Another goal of this project, apart from creating the specification, is provoking some dialogue between the wiki developers, making them communicate and exchange ideas and experiences, and document them in form of this wiki. We hope that even if wiki developers will not want to adapt Creole, they can still benefit from our work.

-- RadomirDopieralski, 2007-02-26


Many thanks for you comments, Radomir!

You say it is not on the agenda, but I still hope to inspire some thinking about content migration and interoperability. I have wikis with a total of 10000 pages online under JSPWiki and feel locked-in to this software. I cannot currently afford to analyse all content, deescape everything that need escaping under JSPWiki, and reformat to a new Wiki style.

I do hope, that even as a minor consideration, making Creole help for these case would be useful. To achieve that, it is essential that Creole can be used as Creole-only markup, with all Wiki-specific stuff moved into a Creole-defined extension mechanism.

The real problem is the need to escape so much "normal" usage of Wiki-specific characters in normal text. If the native wiki markup is on, the full set of this markup has to be analyzed, and all text conflicting with this properly escaped. Unfortunately, the assumptions that Wiki markup does not occur in normal text are, in my experience very optimistic.

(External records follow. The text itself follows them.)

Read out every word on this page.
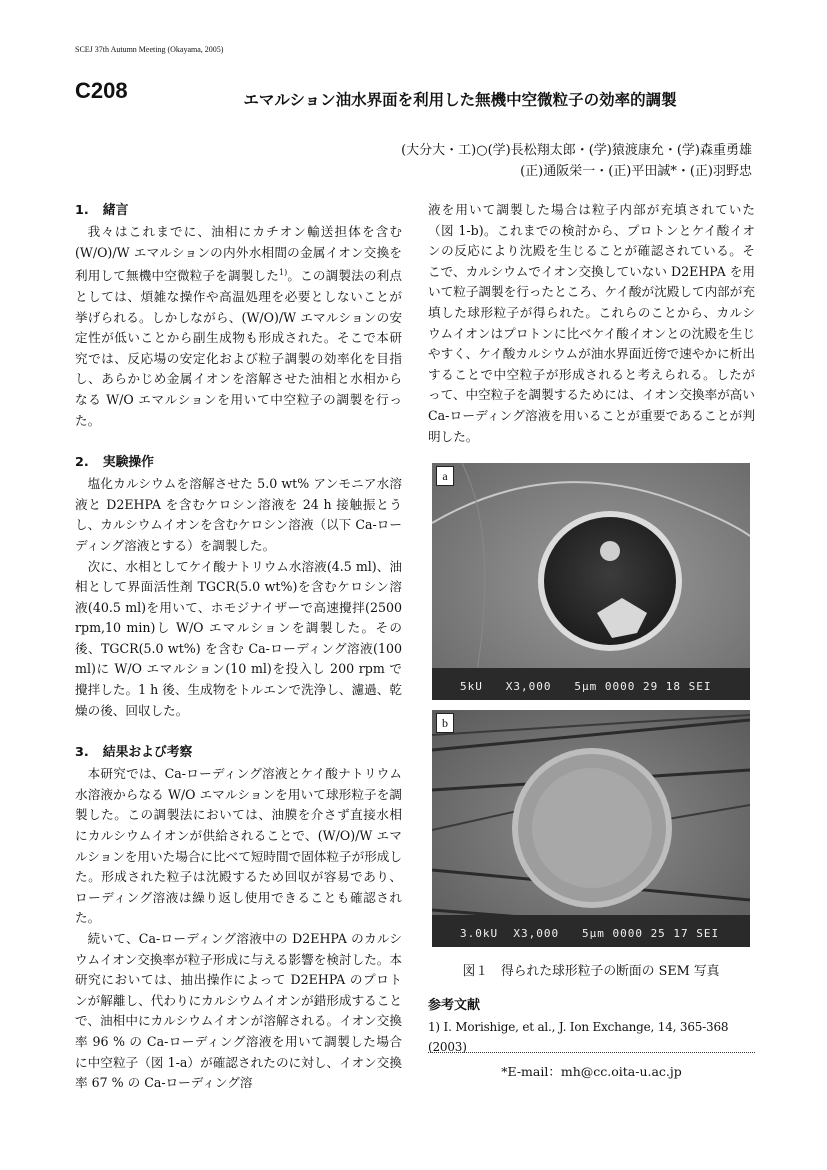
SCEJ 37th Autumn Meeting (Okayama, 2005)
C208	エマルション油水界面を利用した無機中空微粒子の効率的調製
(大分大・工)○(学)長松翔太郎・(学)猿渡康允・(学)森重勇雄
(正)通阪栄一・(正)平田誠*・(正)羽野忠
1. 緒言

我々はこれまでに、油相にカチオン輸送担体を含む (W/O)/W エマルションの内外水相間の金属イオン交換を利用して無機中空微粒子を調製した$^{1)}$。この調製法の利点としては、煩雑な操作や高温処理を必要としないことが挙げられる。しかしながら、(W/O)/W エマルションの安定性が低いことから副生成物も形成された。そこで本研究では、反応場の安定化および粒子調製の効率化を目指し、あらかじめ金属イオンを溶解させた油相と水相からなる W/O エマルションを用いて中空粒子の調製を行った。

2. 実験操作

塩化カルシウムを溶解させた 5.0 wt% アンモニア水溶液と D2EHPA を含むケロシン溶液を 24 h 接触振とうし、カルシウムイオンを含むケロシン溶液（以下 Ca-ローディング溶液とする）を調製した。

次に、水相としてケイ酸ナトリウム水溶液(4.5 ml)、油相として界面活性剤 TGCR(5.0 wt%)を含むケロシン溶液(40.5 ml)を用いて、ホモジナイザーで高速攪拌(2500 rpm,10 min)し W/O エマルションを調製した。その後、TGCR(5.0 wt%) を含む Ca-ローディング溶液(100 ml)に W/O エマルション(10 ml)を投入し 200 rpm で攪拌した。1 h 後、生成物をトルエンで洗浄し、濾過、乾燥の後、回収した。

3. 結果および考察

本研究では、Ca-ローディング溶液とケイ酸ナトリウム水溶液からなる W/O エマルションを用いて球形粒子を調製した。この調製法においては、油膜を介さず直接水相にカルシウムイオンが供給されることで、(W/O)/W エマルションを用いた場合に比べて短時間で固体粒子が形成した。形成された粒子は沈殿するため回収が容易であり、ローディング溶液は繰り返し使用できることも確認された。

続いて、Ca-ローディング溶液中の D2EHPA のカルシウムイオン交換率が粒子形成に与える影響を検討した。本研究においては、抽出操作によって D2EHPA のプロトンが解離し、代わりにカルシウムイオンが錯形成することで、油相中にカルシウムイオンが溶解される。イオン交換率 96 % の Ca-ローディング溶液を用いて調製した場合に中空粒子（図 1-a）が確認されたのに対し、イオン交換率 67 % の Ca-ローディング溶

液を用いて調製した場合は粒子内部が充填されていた（図 1-b)。これまでの検討から、プロトンとケイ酸イオンの反応により沈殿を生じることが確認されている。そこで、カルシウムでイオン交換していない D2EHPA を用いて粒子調製を行ったところ、ケイ酸が沈殿して内部が充填した球形粒子が得られた。これらのことから、カルシウムイオンはプロトンに比べケイ酸イオンとの沈殿を生じやすく、ケイ酸カルシウムが油水界面近傍で速やかに析出することで中空粒子が形成されると考えられる。したがって、中空粒子を調製するためには、イオン交換率が高い Ca-ローディング溶液を用いることが重要であることが判明した。

a
5kU   X3,000   5μm 0000 29 18 SEI
b
3.0kU  X3,000   5μm 0000 25 17 SEI
図１　得られた球形粒子の断面の SEM 写真
参考文献
1) I. Morishige, et al., J. Ion Exchange, 14, 365-368 (2003)
*E-mail：mh@cc.oita-u.ac.jp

If on the other hand, I had a generic extension-box, say "", then I could use Wiki-specific features inside this box. Of course, moving content would require to migrate the features inside the extension box, but it would not affect the rest of the text (deescaping, escaping).

Gregor, 2007-02-26


As for wiki engine interoperability, I see one possibility as being able to have a converter for each wiki engine to Creole. Then, you would, of course, lose the advanced formatting options of that particular wiki engine, but you would then have the freedom to move with that converted Creole to another engine which supports Creole, if you so choose. In any case, I don't see this as coming any time soon, but it is a possibility in the future of wikis and freedom of moving to another engine. Now it's virtually impossible to move from one wiki engine to another, because you'd have to convert from one type to another and the likelihood, for example, of a Trac wiki syntax converter to a DokuWiki syntax converter is very low.

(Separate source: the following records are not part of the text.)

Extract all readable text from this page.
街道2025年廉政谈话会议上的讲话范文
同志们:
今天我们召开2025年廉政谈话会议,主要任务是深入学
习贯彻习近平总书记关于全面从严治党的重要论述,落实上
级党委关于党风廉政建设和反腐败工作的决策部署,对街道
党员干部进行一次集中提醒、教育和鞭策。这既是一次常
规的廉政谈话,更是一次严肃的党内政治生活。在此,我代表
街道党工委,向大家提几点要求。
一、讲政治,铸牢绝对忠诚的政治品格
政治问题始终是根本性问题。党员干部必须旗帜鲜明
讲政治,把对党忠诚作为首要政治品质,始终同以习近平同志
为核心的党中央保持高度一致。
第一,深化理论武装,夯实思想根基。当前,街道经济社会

-- Chuck Smith, 2007-Mar-07

Chuck, do you agree that it is worth define a Creole-extension element, allowing Wikis to support the things they need or want (dynamic plugins, special markup, etc.) inside this? My worry is that if Wikis cannot support a Creole-only mode, then the escaping (and de-escaping) of all the Creole plus Wiki-specific markup rules becomes a nightmare.

-- Gregor

Could you describe in more detail (perhaps with an example) of what you mean? From how I see it, this is clearly covered by Extensible By Omission. It seems to me if someone were to convert a wiki with non-Creole elements to Creole, one would have to somehow translate them to Creole or at least to Creole Additions. I'm not sure I'm making myself clear here, but I think after seeing an example of what you're referring to, I will be able to better answer you.

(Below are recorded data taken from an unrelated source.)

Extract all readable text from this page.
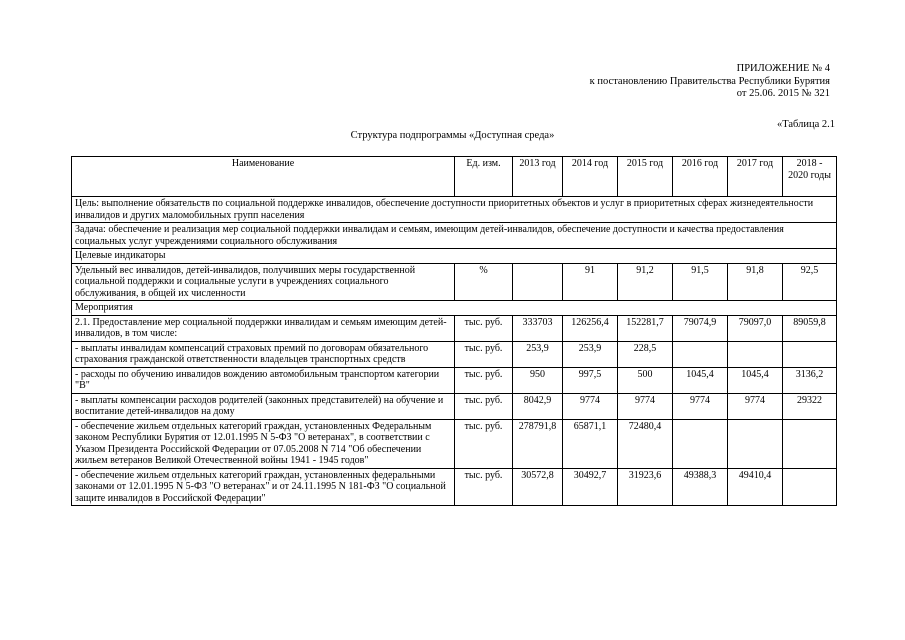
ПРИЛОЖЕНИЕ № 4
к постановлению Правительства Республики Бурятия
от 25.06. 2015 № 321
«Таблица 2.1
Структура подпрограммы «Доступная среда»
Наименование	Ед. изм.	2013 год	2014 год	2015 год	2016 год	2017 год	2018 - 2020 годы
Цель: выполнение обязательств по социальной поддержке инвалидов, обеспечение доступности приоритетных объектов и услуг в приоритетных сферах жизнедеятельности инвалидов и других маломобильных групп населения							
Задача: обеспечение и реализация мер социальной поддержки инвалидам и семьям, имеющим детей-инвалидов, обеспечение доступности и качества предоставления социальных услуг учреждениями социального обслуживания							
Целевые индикаторы							
Удельный вес инвалидов, детей-инвалидов, получивших меры государственной социальной поддержки и социальные услуги в учреждениях социального обслуживания, в общей их численности	%		91	91,2	91,5	91,8	92,5
Мероприятия							
2.1. Предоставление мер социальной поддержки инвалидам и семьям имеющим детей-инвалидов, в том числе:	тыс. руб.	333703	126256,4	152281,7	79074,9	79097,0	89059,8
- выплаты инвалидам компенсаций страховых премий по договорам обязательного страхования гражданской ответственности владельцев транспортных средств	тыс. руб.	253,9	253,9	228,5			
- расходы по обучению инвалидов вождению автомобильным транспортом категории "В"	тыс. руб.	950	997,5	500	1045,4	1045,4	3136,2
- выплаты компенсации расходов родителей (законных представителей) на обучение и воспитание детей-инвалидов на дому	тыс. руб.	8042,9	9774	9774	9774	9774	29322
- обеспечение жильем отдельных категорий граждан, установленных Федеральным законом Республики Бурятия от 12.01.1995 N 5-ФЗ "О ветеранах", в соответствии с Указом Президента Российской Федерации от 07.05.2008 N 714 "Об обеспечении жильем ветеранов Великой Отечественной войны 1941 - 1945 годов"	тыс. руб.	278791,8	65871,1	72480,4			
- обеспечение жильем отдельных категорий граждан, установленных федеральными законами от 12.01.1995 N 5-ФЗ "О ветеранах" и от 24.11.1995 N 181-ФЗ "О социальной защите инвалидов в Российской Федерации"	тыс. руб.	30572,8	30492,7	31923,6	49388,3	49410,4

-- Chuck Smith, 2007-Mar-07

Thanks Chuck, I have added talk to Extensible By Omission, that I hope makes my point clearer. I agree with the extensibility in part -- the real problem is the escaping of things that used to be literal, and now have special meaning. My main concern in the discussion above is, that without something like Generic Extension Element Proposal it will not be possible to have optionally have Creole-only wikis, and that means that the set that has to be analyzed when changing software -- sometimes even wiki version or creole 0.5 to 1.0 -- is the superset of the native wiki markup plus creole markup. Anything that occurs in either, has first to be escaped where occurring in normal text. And later de-escaped, before reescaping for a different superset on another wiki. Generic Extension Element Proposal fixes this in my mind to a very large degree. It will not force anything on developers, but is suggests a standard way to solve the problem I am describing.